Rez wanted to answer in a few words but talked for a long time and with much excitement about the world he’d found in Indo, a place where Muslims were everywhere and no one, no single life, even the poorest ones, seemed stressed. He told her about his visit to the mosque and how he’d sat there and the way his whole body felt loose with a kind of love.
Sounds nice.
Fatima looked into her teacup. Rez saw the sweat bead around her forehead and lip. He wanted to lick it off. He pushed himself farther back into his seat and adjusted his shorts. He didn’t mention what happened at the airport.

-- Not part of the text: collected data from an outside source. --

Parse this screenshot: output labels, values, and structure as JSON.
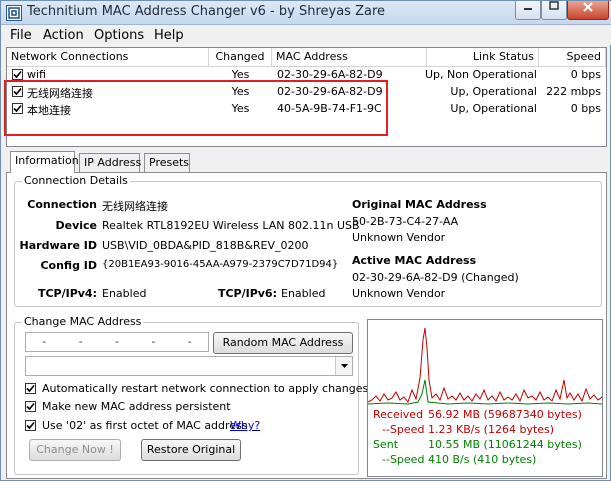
{
  "window": {
    "title": "Technitium MAC Address Changer v6 - by Shreyas Zare"
  },
  "menu": [
    {
      "label": "File"
    },
    {
      "label": "Action"
    },
    {
      "label": "Options"
    },
    {
      "label": "Help"
    }
  ],
  "list": {
    "headers": [
      "Network Connections",
      "Changed",
      "MAC Address",
      "Link Status",
      "Speed"
    ],
    "rows": [
      {
        "name": "wifi",
        "checked": true,
        "changed": "Yes",
        "mac": "02-30-29-6A-82-D9",
        "link": "Up, Non Operational",
        "speed": "0 bps"
      },
      {
        "name": "无线网络连接",
        "checked": true,
        "changed": "Yes",
        "mac": "02-30-29-6A-82-D9",
        "link": "Up, Operational",
        "speed": "222 mbps"
      },
      {
        "name": "本地连接",
        "checked": true,
        "changed": "Yes",
        "mac": "40-5A-9B-74-F1-9C",
        "link": "Up, Operational",
        "speed": "0 bps"
      }
    ]
  },
  "tabs": [
    {
      "label": "Information"
    },
    {
      "label": "IP Address"
    },
    {
      "label": "Presets"
    }
  ],
  "details": {
    "group_title": "Connection Details",
    "connection_label": "Connection",
    "connection": "无线网络连接",
    "device_label": "Device",
    "device": "Realtek RTL8192EU Wireless LAN 802.11n USB",
    "hardware_label": "Hardware ID",
    "hardware": "USB\\VID_0BDA&PID_818B&REV_0200",
    "config_label": "Config ID",
    "config": "{20B1EA93-9016-45AA-A979-2379C7D71D94}",
    "tcp4_label": "TCP/IPv4:",
    "tcp4": "Enabled",
    "tcp6_label": "TCP/IPv6:",
    "tcp6": "Enabled",
    "orig_title": "Original MAC Address",
    "orig_mac": "50-2B-73-C4-27-AA",
    "orig_vendor": "Unknown Vendor",
    "active_title": "Active MAC Address",
    "active_mac": "02-30-29-6A-82-D9 (Changed)",
    "active_vendor": "Unknown Vendor"
  },
  "change": {
    "group_title": "Change MAC Address",
    "random_btn": "Random MAC Address",
    "opt1": "Automatically restart network connection to apply changes",
    "opt2": "Make new MAC address persistent",
    "opt3": "Use '02' as first octet of MAC address",
    "why": "Why?",
    "change_btn": "Change Now !",
    "restore_btn": "Restore Original"
  },
  "stats": {
    "received_label": "Received",
    "received": "56.92 MB (59687340 bytes)",
    "rspeed_label": "--Speed",
    "rspeed": "1.23 KB/s (1264 bytes)",
    "sent_label": "Sent",
    "sent": "10.55 MB (11061244 bytes)",
    "sspeed_label": "--Speed",
    "sspeed": "410 B/s (410 bytes)",
    "received_color": "#c00000",
    "sent_color": "#008000"
  }
}
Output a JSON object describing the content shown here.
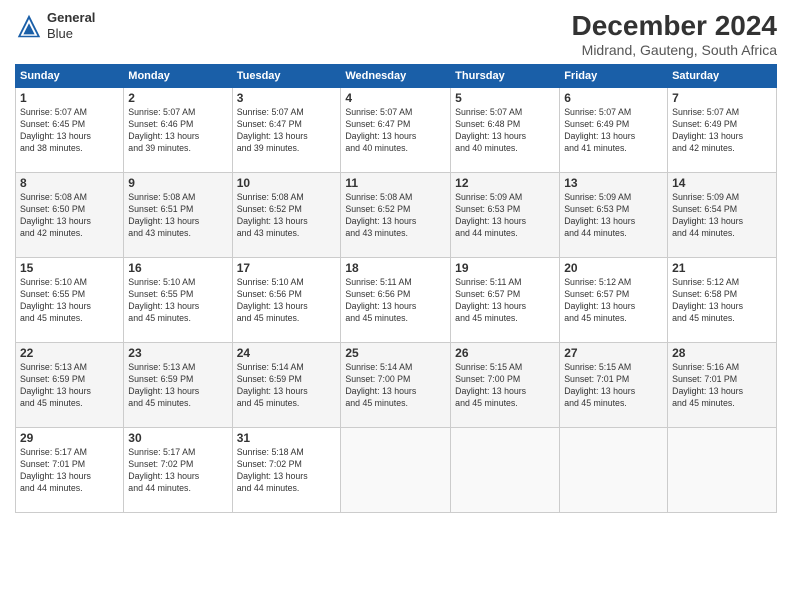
{
  "header": {
    "logo_general": "General",
    "logo_blue": "Blue",
    "month_title": "December 2024",
    "subtitle": "Midrand, Gauteng, South Africa"
  },
  "days_of_week": [
    "Sunday",
    "Monday",
    "Tuesday",
    "Wednesday",
    "Thursday",
    "Friday",
    "Saturday"
  ],
  "weeks": [
    [
      {
        "num": "1",
        "info": "Sunrise: 5:07 AM\nSunset: 6:45 PM\nDaylight: 13 hours\nand 38 minutes."
      },
      {
        "num": "2",
        "info": "Sunrise: 5:07 AM\nSunset: 6:46 PM\nDaylight: 13 hours\nand 39 minutes."
      },
      {
        "num": "3",
        "info": "Sunrise: 5:07 AM\nSunset: 6:47 PM\nDaylight: 13 hours\nand 39 minutes."
      },
      {
        "num": "4",
        "info": "Sunrise: 5:07 AM\nSunset: 6:47 PM\nDaylight: 13 hours\nand 40 minutes."
      },
      {
        "num": "5",
        "info": "Sunrise: 5:07 AM\nSunset: 6:48 PM\nDaylight: 13 hours\nand 40 minutes."
      },
      {
        "num": "6",
        "info": "Sunrise: 5:07 AM\nSunset: 6:49 PM\nDaylight: 13 hours\nand 41 minutes."
      },
      {
        "num": "7",
        "info": "Sunrise: 5:07 AM\nSunset: 6:49 PM\nDaylight: 13 hours\nand 42 minutes."
      }
    ],
    [
      {
        "num": "8",
        "info": "Sunrise: 5:08 AM\nSunset: 6:50 PM\nDaylight: 13 hours\nand 42 minutes."
      },
      {
        "num": "9",
        "info": "Sunrise: 5:08 AM\nSunset: 6:51 PM\nDaylight: 13 hours\nand 43 minutes."
      },
      {
        "num": "10",
        "info": "Sunrise: 5:08 AM\nSunset: 6:52 PM\nDaylight: 13 hours\nand 43 minutes."
      },
      {
        "num": "11",
        "info": "Sunrise: 5:08 AM\nSunset: 6:52 PM\nDaylight: 13 hours\nand 43 minutes."
      },
      {
        "num": "12",
        "info": "Sunrise: 5:09 AM\nSunset: 6:53 PM\nDaylight: 13 hours\nand 44 minutes."
      },
      {
        "num": "13",
        "info": "Sunrise: 5:09 AM\nSunset: 6:53 PM\nDaylight: 13 hours\nand 44 minutes."
      },
      {
        "num": "14",
        "info": "Sunrise: 5:09 AM\nSunset: 6:54 PM\nDaylight: 13 hours\nand 44 minutes."
      }
    ],
    [
      {
        "num": "15",
        "info": "Sunrise: 5:10 AM\nSunset: 6:55 PM\nDaylight: 13 hours\nand 45 minutes."
      },
      {
        "num": "16",
        "info": "Sunrise: 5:10 AM\nSunset: 6:55 PM\nDaylight: 13 hours\nand 45 minutes."
      },
      {
        "num": "17",
        "info": "Sunrise: 5:10 AM\nSunset: 6:56 PM\nDaylight: 13 hours\nand 45 minutes."
      },
      {
        "num": "18",
        "info": "Sunrise: 5:11 AM\nSunset: 6:56 PM\nDaylight: 13 hours\nand 45 minutes."
      },
      {
        "num": "19",
        "info": "Sunrise: 5:11 AM\nSunset: 6:57 PM\nDaylight: 13 hours\nand 45 minutes."
      },
      {
        "num": "20",
        "info": "Sunrise: 5:12 AM\nSunset: 6:57 PM\nDaylight: 13 hours\nand 45 minutes."
      },
      {
        "num": "21",
        "info": "Sunrise: 5:12 AM\nSunset: 6:58 PM\nDaylight: 13 hours\nand 45 minutes."
      }
    ],
    [
      {
        "num": "22",
        "info": "Sunrise: 5:13 AM\nSunset: 6:59 PM\nDaylight: 13 hours\nand 45 minutes."
      },
      {
        "num": "23",
        "info": "Sunrise: 5:13 AM\nSunset: 6:59 PM\nDaylight: 13 hours\nand 45 minutes."
      },
      {
        "num": "24",
        "info": "Sunrise: 5:14 AM\nSunset: 6:59 PM\nDaylight: 13 hours\nand 45 minutes."
      },
      {
        "num": "25",
        "info": "Sunrise: 5:14 AM\nSunset: 7:00 PM\nDaylight: 13 hours\nand 45 minutes."
      },
      {
        "num": "26",
        "info": "Sunrise: 5:15 AM\nSunset: 7:00 PM\nDaylight: 13 hours\nand 45 minutes."
      },
      {
        "num": "27",
        "info": "Sunrise: 5:15 AM\nSunset: 7:01 PM\nDaylight: 13 hours\nand 45 minutes."
      },
      {
        "num": "28",
        "info": "Sunrise: 5:16 AM\nSunset: 7:01 PM\nDaylight: 13 hours\nand 45 minutes."
      }
    ],
    [
      {
        "num": "29",
        "info": "Sunrise: 5:17 AM\nSunset: 7:01 PM\nDaylight: 13 hours\nand 44 minutes."
      },
      {
        "num": "30",
        "info": "Sunrise: 5:17 AM\nSunset: 7:02 PM\nDaylight: 13 hours\nand 44 minutes."
      },
      {
        "num": "31",
        "info": "Sunrise: 5:18 AM\nSunset: 7:02 PM\nDaylight: 13 hours\nand 44 minutes."
      },
      null,
      null,
      null,
      null
    ]
  ]
}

Your scarf looks hot. I mean, it looks like it is making you hot. I mean warm. You know what I mean.
She laughed and adjusted the edge of it to cover the stray bits of hair come loose around her face. It wasn’t well tied, like the ones the girls in Bali wore, and he wanted to see her hair.
It feels nice. Keeps my hair in one place. Doesn’t stick to my neck now.
He knew better than to ask why she was wearing it, what was going on with the outfit a
nd the tea and the invitation.
What have you been up to?
Studying.
Studying? Rez nearly laughed. School is over, Stanford doesn’t give summer reading, do they?
No, thank God. I’ve been studying other things. The Koran, politics.
For what?
For me.
Oh.
Rez tried not to let his mind go back, to the afternoon at Javad’s house, the violence on innocent people, the determined imam, the YouTube clips.
And what have you learned?
That there is much much more to learn.
Rez waited.
And I’ve learned that so much of what we think is important, isn’t.
—
It is important to believe in a power bigger than yourself. To pray. To honor your family. To serve. To have a spiritual center. To love.
Love. In six months of sex, long stoned afternoons at the beach, and parties, it was a word she’d never said. Whenever he wanted to say it, he resisted, knowing it was not her language, not even in that way that girls always said, I love those shoes. I totally love that show. I love that song. Now here it was, from her lips, love, and Rez wanted more of that word, more of her lips, more of more.
She drank the tea and sweat.
I started to cover the day after the attacks. The day after we graduated. My mom wears it and I wanted to do something to show I was with her, with my aunts and cousins and other Muslim women to show that not all Muslims are terrorists. To challenge anyone who came at us. I am young. This country teaches young women not to be afraid, I am not afraid.
A hummingbird buzzed up to the feeder, extended its beak, buzzed away. Stillness and motion.
It took only one day. Some guy threw a full jar of peanut butter at me in the parking lot of Albertsons and called me a terrorist whore. The jar just missed my head. I called the police, and when they came, they acted like it was my fault. They asked if maybe he dropped the jar by accident. If there were any witnesses. Maybe I cut him off with my cart. Without witnesses there was nothing they could do. Then they told me to be more careful.